Integrated multi-spectroscopic and molecular simulation approaches to decipher inhibition mechanism of late-stage cross-linking glycation by the privileged scaffold quercetin from Celosia argentea†
Abstract
Deciphering protein cross-linking glycation networks is crucial for understanding the mechanism of diabetic complications at the molecular level. An array of multi-spectroscopic biophysical studies and computational tools revealed quercetin, which is a privileged flavonoid scaffold derived from Celosia argentea herb, for its cross-link antiglycation potential. Quercetin essentially impeded hyperglycemia-induced late glycation (IC50 55 µM), involving proteinase-resistant cross-linked aggregates in a dose- and time-dependent manner. The site probe displacement study provided insights into the binding of quercetin to serum protein at glycation site I of subdomain IIA that induced overall conformational alteration, as evident from the CD experiment. The micro-environment around the glycation site was assessed based on synchronous, 3D fluorescence, red edge excitation shift and TCSPC, which indicated an excited state interaction in a dynamically constrained micro-environment.
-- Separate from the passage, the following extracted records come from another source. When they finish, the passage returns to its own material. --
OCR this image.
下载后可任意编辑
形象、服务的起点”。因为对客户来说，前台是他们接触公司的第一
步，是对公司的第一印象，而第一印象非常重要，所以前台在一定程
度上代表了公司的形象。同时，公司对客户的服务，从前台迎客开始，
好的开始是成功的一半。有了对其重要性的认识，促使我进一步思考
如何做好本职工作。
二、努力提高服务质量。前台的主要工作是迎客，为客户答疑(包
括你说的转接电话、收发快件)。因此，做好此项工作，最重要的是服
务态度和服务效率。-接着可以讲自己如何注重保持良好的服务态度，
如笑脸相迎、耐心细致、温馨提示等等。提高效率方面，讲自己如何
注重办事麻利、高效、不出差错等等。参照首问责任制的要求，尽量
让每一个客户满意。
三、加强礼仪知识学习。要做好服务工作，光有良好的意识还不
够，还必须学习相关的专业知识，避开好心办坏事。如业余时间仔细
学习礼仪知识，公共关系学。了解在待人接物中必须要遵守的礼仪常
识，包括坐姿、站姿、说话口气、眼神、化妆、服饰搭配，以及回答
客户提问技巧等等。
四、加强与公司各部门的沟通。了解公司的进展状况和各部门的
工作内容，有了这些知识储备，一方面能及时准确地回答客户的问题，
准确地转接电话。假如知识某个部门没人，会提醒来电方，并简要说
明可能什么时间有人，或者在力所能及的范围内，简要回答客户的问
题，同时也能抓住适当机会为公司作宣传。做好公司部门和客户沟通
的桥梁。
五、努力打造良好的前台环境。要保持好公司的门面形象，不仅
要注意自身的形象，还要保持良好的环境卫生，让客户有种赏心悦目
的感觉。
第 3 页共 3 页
The suppression of cross-linked aggregates by quercetin was evaluated using ANS, OPA, ThT, gel electrophoresis, and MALDI analyses. DLS studies revealed an alteration in the hydrodynamic size distribution and zeta potential from gBSA to gBSA–quercetin system. All the spectroscopic studies indicated an innate molecular mechanism of quercetin binding, primarily through hydrogen bonds. The multi-spectroscopic outcomes, including the glycation site selection, mode of micro-environment binding and excited state exploration, dipolar relaxation, misfolding mechanism, and quercetin atom-to-amino acid residue interactions, were comprehensively corroborated with molecular docking and dynamic simulation studies. This study deciphers the inhibition mechanism of cross-linking glycation by quercetin and paves the way for the development of flavonoid scaffold-based AGE therapeutics.